Of course, no one is proposing to sell Yellowstone, Yosemite or any of our other national treasures or military reservations that are necessary for our security. But the federal government also owns huge tracts of forests, deserts, meadows, mountains and shore lands. It would be better for everyone if that ownership were significantly reduced. (And if it is Native American land, give it back to them and let them run it!)

What would happen if some of this land were to be sold to the private sector? In addition to the monies received from the sales, the privately held land would also generate property, sales and income taxes, all of which would reduce the government’s financial deficits.
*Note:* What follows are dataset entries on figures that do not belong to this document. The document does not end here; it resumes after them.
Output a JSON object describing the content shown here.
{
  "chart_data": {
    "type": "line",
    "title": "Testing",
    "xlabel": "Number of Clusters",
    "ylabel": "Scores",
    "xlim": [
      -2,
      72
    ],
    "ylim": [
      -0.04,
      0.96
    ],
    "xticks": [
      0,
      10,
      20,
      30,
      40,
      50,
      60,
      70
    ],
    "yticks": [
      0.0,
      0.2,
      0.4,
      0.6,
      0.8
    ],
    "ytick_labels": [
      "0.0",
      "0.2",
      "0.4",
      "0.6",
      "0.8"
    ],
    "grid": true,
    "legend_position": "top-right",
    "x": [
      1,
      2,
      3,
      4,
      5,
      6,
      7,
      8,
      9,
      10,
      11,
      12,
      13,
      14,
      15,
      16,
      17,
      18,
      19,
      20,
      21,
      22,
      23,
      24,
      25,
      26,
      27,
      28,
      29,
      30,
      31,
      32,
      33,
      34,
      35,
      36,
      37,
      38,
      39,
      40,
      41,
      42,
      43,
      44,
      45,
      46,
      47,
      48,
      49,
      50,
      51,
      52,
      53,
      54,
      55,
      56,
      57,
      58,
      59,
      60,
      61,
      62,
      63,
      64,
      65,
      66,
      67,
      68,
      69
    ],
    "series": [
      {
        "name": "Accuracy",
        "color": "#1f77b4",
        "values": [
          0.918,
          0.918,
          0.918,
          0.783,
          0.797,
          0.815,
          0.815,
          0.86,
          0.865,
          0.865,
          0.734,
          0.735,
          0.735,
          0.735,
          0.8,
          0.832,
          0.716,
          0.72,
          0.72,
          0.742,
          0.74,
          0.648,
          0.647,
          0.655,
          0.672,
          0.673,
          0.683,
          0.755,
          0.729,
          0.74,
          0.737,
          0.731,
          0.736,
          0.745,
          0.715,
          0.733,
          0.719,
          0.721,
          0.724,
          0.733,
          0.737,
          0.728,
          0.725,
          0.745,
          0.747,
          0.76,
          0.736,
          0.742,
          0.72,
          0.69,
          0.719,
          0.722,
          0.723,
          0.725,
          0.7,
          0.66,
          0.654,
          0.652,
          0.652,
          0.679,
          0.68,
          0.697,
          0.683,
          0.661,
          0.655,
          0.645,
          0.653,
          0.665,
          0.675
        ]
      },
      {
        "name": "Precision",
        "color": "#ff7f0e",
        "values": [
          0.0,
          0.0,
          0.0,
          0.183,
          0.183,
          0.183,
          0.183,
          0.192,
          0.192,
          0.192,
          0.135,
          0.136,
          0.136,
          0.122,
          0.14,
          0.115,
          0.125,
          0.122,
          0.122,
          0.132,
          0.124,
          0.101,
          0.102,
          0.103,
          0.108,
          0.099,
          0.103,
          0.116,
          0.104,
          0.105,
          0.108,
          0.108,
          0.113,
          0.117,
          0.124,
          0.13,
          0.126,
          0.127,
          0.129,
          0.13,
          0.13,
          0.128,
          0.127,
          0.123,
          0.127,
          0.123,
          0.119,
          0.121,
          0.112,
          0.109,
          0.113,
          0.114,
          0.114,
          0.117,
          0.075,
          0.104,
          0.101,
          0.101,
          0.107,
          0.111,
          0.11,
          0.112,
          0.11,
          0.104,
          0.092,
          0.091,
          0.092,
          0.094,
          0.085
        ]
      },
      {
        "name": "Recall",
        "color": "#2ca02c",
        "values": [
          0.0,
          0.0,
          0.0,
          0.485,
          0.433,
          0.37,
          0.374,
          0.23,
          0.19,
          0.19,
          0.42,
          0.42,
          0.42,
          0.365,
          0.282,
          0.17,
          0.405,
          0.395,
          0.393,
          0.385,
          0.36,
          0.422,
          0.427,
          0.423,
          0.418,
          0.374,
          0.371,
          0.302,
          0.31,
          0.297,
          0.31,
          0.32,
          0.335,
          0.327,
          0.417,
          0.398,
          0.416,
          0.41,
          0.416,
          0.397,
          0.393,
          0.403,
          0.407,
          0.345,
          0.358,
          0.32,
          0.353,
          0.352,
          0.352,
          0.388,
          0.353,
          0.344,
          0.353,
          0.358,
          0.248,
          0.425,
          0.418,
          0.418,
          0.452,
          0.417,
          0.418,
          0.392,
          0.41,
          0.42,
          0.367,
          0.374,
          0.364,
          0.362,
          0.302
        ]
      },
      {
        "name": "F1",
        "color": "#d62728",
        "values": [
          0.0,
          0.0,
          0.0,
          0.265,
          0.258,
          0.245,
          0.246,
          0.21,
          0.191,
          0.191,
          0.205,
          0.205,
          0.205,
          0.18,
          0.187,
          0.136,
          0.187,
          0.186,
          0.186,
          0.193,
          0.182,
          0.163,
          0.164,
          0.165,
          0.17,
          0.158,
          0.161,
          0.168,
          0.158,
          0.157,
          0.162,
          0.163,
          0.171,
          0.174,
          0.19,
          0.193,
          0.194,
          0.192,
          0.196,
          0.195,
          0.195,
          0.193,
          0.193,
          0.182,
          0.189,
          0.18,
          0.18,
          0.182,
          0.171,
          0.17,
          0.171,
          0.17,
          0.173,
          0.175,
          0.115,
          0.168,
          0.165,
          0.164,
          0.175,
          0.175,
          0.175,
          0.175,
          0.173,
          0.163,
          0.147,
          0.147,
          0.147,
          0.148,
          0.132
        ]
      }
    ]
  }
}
But the benefits would be much more than financial. Not only is the federal government the largest polluter of land in the country, it virtually never manages property nearly as well as people do in the private sector. Why? Today the Bureau of Land Management, for example, leases out public grazing lands at artificially low rates to politically powerful people, who, in turn, have no incentive to keep from overgrazing it.
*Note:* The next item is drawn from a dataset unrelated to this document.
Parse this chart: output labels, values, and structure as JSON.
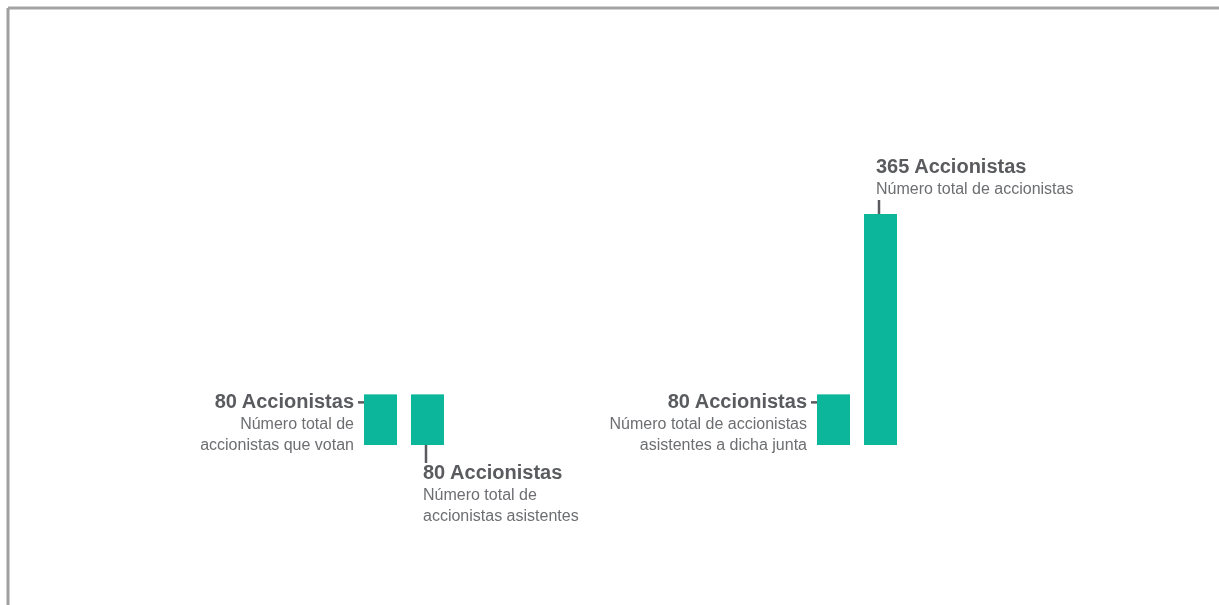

Put yourself in their place. If you had a lease to graze your cattle on government land for five years, you would want to maximize your short-term revenues as much as you could, without consideration of what it might do to the land. So you would tend to overgraze it. But if you were the owner, you would have incentives to husband the land, because if you didn’t, it would decrease in utility and value.

As another example, in England many trout streams have been privatized, which means that, among other things, the owners can sue anyone who pollutes them upstream. As a result, the property is carefully husbanded, because a clean, beautiful and natural stream full of trout is more valuable for bringing in visitors and people who fish than one that is less so. Other examples are abundant, particularly in Africa with their wild animals.
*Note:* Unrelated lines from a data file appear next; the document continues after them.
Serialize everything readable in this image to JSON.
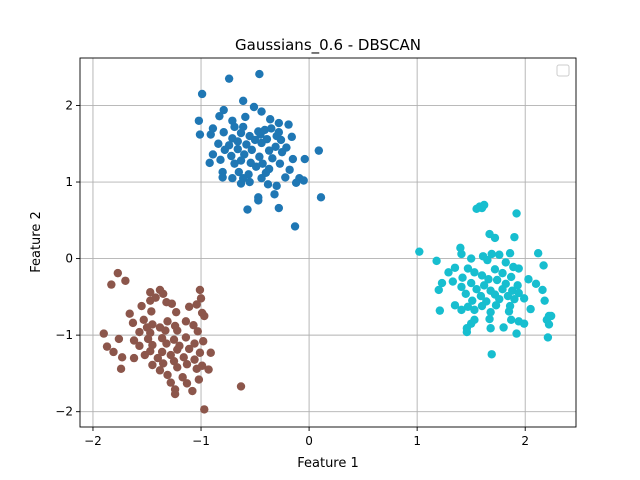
{
  "chart_data": {
    "type": "scatter",
    "title": "Gaussians_0.6 - DBSCAN",
    "xlabel": "Feature 1",
    "ylabel": "Feature 2",
    "xlim": [
      -2.12,
      2.47
    ],
    "ylim": [
      -2.2,
      2.62
    ],
    "xticks": [
      -2,
      -1,
      0,
      1,
      2
    ],
    "yticks": [
      -2,
      -1,
      0,
      1,
      2
    ],
    "xtick_labels": [
      "−2",
      "−1",
      "0",
      "1",
      "2"
    ],
    "ytick_labels": [
      "−2",
      "−1",
      "0",
      "1",
      "2"
    ],
    "grid": true,
    "legend": {
      "placement": "top-right",
      "entries": []
    },
    "series": [
      {
        "color": "#1f77b4",
        "points": [
          [
            -0.46,
            2.41
          ],
          [
            -0.74,
            2.35
          ],
          [
            -0.99,
            2.15
          ],
          [
            -0.61,
            2.06
          ],
          [
            -0.79,
            1.94
          ],
          [
            -0.51,
            1.98
          ],
          [
            -0.44,
            1.92
          ],
          [
            -0.59,
            1.85
          ],
          [
            -0.83,
            1.86
          ],
          [
            -1.02,
            1.8
          ],
          [
            -0.71,
            1.8
          ],
          [
            -0.36,
            1.82
          ],
          [
            -0.28,
            1.77
          ],
          [
            -0.19,
            1.75
          ],
          [
            -0.89,
            1.7
          ],
          [
            -0.69,
            1.72
          ],
          [
            -0.61,
            1.72
          ],
          [
            -0.47,
            1.66
          ],
          [
            -0.41,
            1.68
          ],
          [
            -0.35,
            1.7
          ],
          [
            -0.28,
            1.65
          ],
          [
            -1.01,
            1.62
          ],
          [
            -0.91,
            1.62
          ],
          [
            -0.79,
            1.65
          ],
          [
            -0.63,
            1.64
          ],
          [
            -0.55,
            1.6
          ],
          [
            -0.45,
            1.62
          ],
          [
            -0.3,
            1.6
          ],
          [
            -0.16,
            1.59
          ],
          [
            -0.71,
            1.57
          ],
          [
            -0.66,
            1.53
          ],
          [
            -0.5,
            1.55
          ],
          [
            -0.39,
            1.56
          ],
          [
            -0.26,
            1.55
          ],
          [
            -0.84,
            1.5
          ],
          [
            -0.74,
            1.48
          ],
          [
            -0.58,
            1.49
          ],
          [
            -0.44,
            1.51
          ],
          [
            -0.31,
            1.46
          ],
          [
            -0.21,
            1.45
          ],
          [
            -0.78,
            1.42
          ],
          [
            -0.66,
            1.43
          ],
          [
            -0.53,
            1.42
          ],
          [
            -0.37,
            1.41
          ],
          [
            -0.25,
            1.39
          ],
          [
            0.09,
            1.41
          ],
          [
            -0.89,
            1.36
          ],
          [
            -0.72,
            1.34
          ],
          [
            -0.6,
            1.36
          ],
          [
            -0.46,
            1.33
          ],
          [
            -0.34,
            1.31
          ],
          [
            -0.15,
            1.3
          ],
          [
            -0.82,
            1.29
          ],
          [
            -0.63,
            1.28
          ],
          [
            -0.54,
            1.25
          ],
          [
            -0.43,
            1.24
          ],
          [
            -0.27,
            1.24
          ],
          [
            -0.04,
            1.3
          ],
          [
            -0.92,
            1.25
          ],
          [
            -0.69,
            1.24
          ],
          [
            -0.49,
            1.2
          ],
          [
            -0.37,
            1.17
          ],
          [
            -0.18,
            1.16
          ],
          [
            -0.8,
            1.13
          ],
          [
            -0.65,
            1.13
          ],
          [
            -0.56,
            1.1
          ],
          [
            -0.4,
            1.12
          ],
          [
            -0.71,
            1.05
          ],
          [
            -0.61,
            1.05
          ],
          [
            -0.44,
            1.05
          ],
          [
            -0.22,
            1.06
          ],
          [
            -0.09,
            1.05
          ],
          [
            -0.8,
            1.06
          ],
          [
            -0.55,
            1.0
          ],
          [
            -0.38,
            0.97
          ],
          [
            -0.12,
            0.99
          ],
          [
            -0.05,
            1.02
          ],
          [
            -0.63,
            0.98
          ],
          [
            -0.3,
            0.95
          ],
          [
            0.11,
            0.8
          ],
          [
            -0.47,
            0.8
          ],
          [
            -0.32,
            0.84
          ],
          [
            -0.47,
            0.76
          ],
          [
            -0.28,
            0.66
          ],
          [
            -0.57,
            0.64
          ],
          [
            -0.13,
            0.42
          ]
        ]
      },
      {
        "color": "#17becf",
        "points": [
          [
            1.58,
            0.68
          ],
          [
            1.6,
            0.66
          ],
          [
            1.55,
            0.65
          ],
          [
            1.62,
            0.7
          ],
          [
            1.92,
            0.59
          ],
          [
            1.67,
            0.32
          ],
          [
            1.72,
            0.27
          ],
          [
            1.9,
            0.28
          ],
          [
            1.4,
            0.14
          ],
          [
            1.41,
            0.06
          ],
          [
            1.02,
            0.09
          ],
          [
            1.61,
            0.03
          ],
          [
            1.69,
            0.06
          ],
          [
            1.76,
            0.05
          ],
          [
            1.86,
            0.07
          ],
          [
            2.12,
            0.07
          ],
          [
            1.18,
            -0.03
          ],
          [
            1.5,
            0.0
          ],
          [
            1.65,
            -0.02
          ],
          [
            1.82,
            -0.05
          ],
          [
            1.35,
            -0.12
          ],
          [
            1.47,
            -0.13
          ],
          [
            1.72,
            -0.14
          ],
          [
            1.89,
            -0.11
          ],
          [
            1.94,
            -0.13
          ],
          [
            2.17,
            -0.09
          ],
          [
            1.29,
            -0.18
          ],
          [
            1.53,
            -0.18
          ],
          [
            1.6,
            -0.22
          ],
          [
            1.79,
            -0.19
          ],
          [
            1.87,
            -0.24
          ],
          [
            1.42,
            -0.25
          ],
          [
            1.66,
            -0.27
          ],
          [
            1.74,
            -0.28
          ],
          [
            2.03,
            -0.27
          ],
          [
            1.23,
            -0.32
          ],
          [
            1.33,
            -0.3
          ],
          [
            1.5,
            -0.32
          ],
          [
            1.62,
            -0.35
          ],
          [
            1.82,
            -0.33
          ],
          [
            1.93,
            -0.35
          ],
          [
            1.2,
            -0.41
          ],
          [
            1.41,
            -0.37
          ],
          [
            1.55,
            -0.4
          ],
          [
            1.68,
            -0.42
          ],
          [
            1.79,
            -0.4
          ],
          [
            1.88,
            -0.42
          ],
          [
            2.1,
            -0.33
          ],
          [
            2.16,
            -0.41
          ],
          [
            1.45,
            -0.46
          ],
          [
            1.59,
            -0.49
          ],
          [
            1.72,
            -0.47
          ],
          [
            1.84,
            -0.49
          ],
          [
            1.94,
            -0.45
          ],
          [
            1.51,
            -0.55
          ],
          [
            1.64,
            -0.56
          ],
          [
            1.76,
            -0.53
          ],
          [
            1.9,
            -0.53
          ],
          [
            1.99,
            -0.52
          ],
          [
            2.18,
            -0.55
          ],
          [
            1.35,
            -0.61
          ],
          [
            1.47,
            -0.63
          ],
          [
            1.6,
            -0.62
          ],
          [
            1.73,
            -0.61
          ],
          [
            1.86,
            -0.62
          ],
          [
            1.21,
            -0.68
          ],
          [
            1.41,
            -0.67
          ],
          [
            1.53,
            -0.67
          ],
          [
            1.68,
            -0.7
          ],
          [
            1.85,
            -0.69
          ],
          [
            2.05,
            -0.66
          ],
          [
            2.22,
            -0.75
          ],
          [
            2.2,
            -0.8
          ],
          [
            2.24,
            -0.75
          ],
          [
            1.87,
            -0.8
          ],
          [
            1.94,
            -0.82
          ],
          [
            1.67,
            -0.79
          ],
          [
            1.5,
            -0.85
          ],
          [
            1.53,
            -0.8
          ],
          [
            1.99,
            -0.85
          ],
          [
            1.46,
            -0.91
          ],
          [
            1.68,
            -0.91
          ],
          [
            1.8,
            -0.9
          ],
          [
            2.22,
            -0.86
          ],
          [
            1.46,
            -0.96
          ],
          [
            1.92,
            -0.98
          ],
          [
            2.21,
            -1.03
          ],
          [
            1.69,
            -1.25
          ]
        ]
      },
      {
        "color": "#8c564b",
        "points": [
          [
            -1.77,
            -0.19
          ],
          [
            -1.7,
            -0.29
          ],
          [
            -1.83,
            -0.34
          ],
          [
            -1.38,
            -0.41
          ],
          [
            -1.47,
            -0.44
          ],
          [
            -1.35,
            -0.46
          ],
          [
            -1.01,
            -0.41
          ],
          [
            -1.42,
            -0.51
          ],
          [
            -1.47,
            -0.55
          ],
          [
            -1.0,
            -0.52
          ],
          [
            -1.32,
            -0.57
          ],
          [
            -1.27,
            -0.59
          ],
          [
            -1.55,
            -0.62
          ],
          [
            -1.11,
            -0.63
          ],
          [
            -1.04,
            -0.6
          ],
          [
            -1.66,
            -0.72
          ],
          [
            -1.46,
            -0.69
          ],
          [
            -1.23,
            -0.7
          ],
          [
            -0.99,
            -0.71
          ],
          [
            -0.97,
            -0.75
          ],
          [
            -1.53,
            -0.8
          ],
          [
            -1.63,
            -0.84
          ],
          [
            -1.45,
            -0.86
          ],
          [
            -1.31,
            -0.82
          ],
          [
            -1.14,
            -0.82
          ],
          [
            -1.5,
            -0.9
          ],
          [
            -1.38,
            -0.9
          ],
          [
            -1.24,
            -0.88
          ],
          [
            -1.07,
            -0.87
          ],
          [
            -1.9,
            -0.98
          ],
          [
            -1.57,
            -0.96
          ],
          [
            -1.47,
            -0.97
          ],
          [
            -1.33,
            -0.94
          ],
          [
            -1.22,
            -0.94
          ],
          [
            -1.03,
            -0.95
          ],
          [
            -1.76,
            -1.05
          ],
          [
            -1.62,
            -1.07
          ],
          [
            -1.49,
            -1.05
          ],
          [
            -1.36,
            -1.04
          ],
          [
            -1.25,
            -1.06
          ],
          [
            -1.14,
            -1.03
          ],
          [
            -1.87,
            -1.15
          ],
          [
            -1.57,
            -1.14
          ],
          [
            -1.45,
            -1.13
          ],
          [
            -1.32,
            -1.11
          ],
          [
            -1.2,
            -1.14
          ],
          [
            -1.06,
            -1.11
          ],
          [
            -0.98,
            -1.08
          ],
          [
            -1.81,
            -1.22
          ],
          [
            -1.47,
            -1.21
          ],
          [
            -1.36,
            -1.22
          ],
          [
            -1.22,
            -1.19
          ],
          [
            -1.11,
            -1.18
          ],
          [
            -1.01,
            -1.23
          ],
          [
            -0.91,
            -1.23
          ],
          [
            -1.73,
            -1.29
          ],
          [
            -1.52,
            -1.26
          ],
          [
            -1.4,
            -1.3
          ],
          [
            -1.28,
            -1.26
          ],
          [
            -1.16,
            -1.29
          ],
          [
            -1.35,
            -1.37
          ],
          [
            -1.25,
            -1.34
          ],
          [
            -1.06,
            -1.32
          ],
          [
            -1.62,
            -1.3
          ],
          [
            -1.45,
            -1.39
          ],
          [
            -1.13,
            -1.38
          ],
          [
            -0.99,
            -1.4
          ],
          [
            -1.74,
            -1.44
          ],
          [
            -1.38,
            -1.46
          ],
          [
            -1.22,
            -1.42
          ],
          [
            -1.04,
            -1.44
          ],
          [
            -0.93,
            -1.45
          ],
          [
            -1.31,
            -1.52
          ],
          [
            -1.17,
            -1.55
          ],
          [
            -1.02,
            -1.58
          ],
          [
            -1.28,
            -1.62
          ],
          [
            -1.13,
            -1.63
          ],
          [
            -1.24,
            -1.71
          ],
          [
            -0.63,
            -1.67
          ],
          [
            -1.08,
            -1.73
          ],
          [
            -1.24,
            -1.77
          ],
          [
            -0.97,
            -1.97
          ]
        ]
      }
    ]
  }
}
That is not at all to say that the government should not have laws regarding things like pollution. The biggest example of that would be drilling for oil. It should mostly be allowed, but anyone drilling anywhere should first be required to post a significant bond with a financially strong and stable company that will be forced to pay for the cleanup and other ramifications of every drop of oil that is spilled. That way the bonding company will rigorously supervise all of the drilling, because its own money would be at stake.

So there is a better way. Are we watching? Do we care? If so, please join me in writing a letter to your member of Congress demanding that he or she take steps that will actually fix these problems. As we have said before, it is our government, and if it isn’t working, it is nobody’s fault but our own.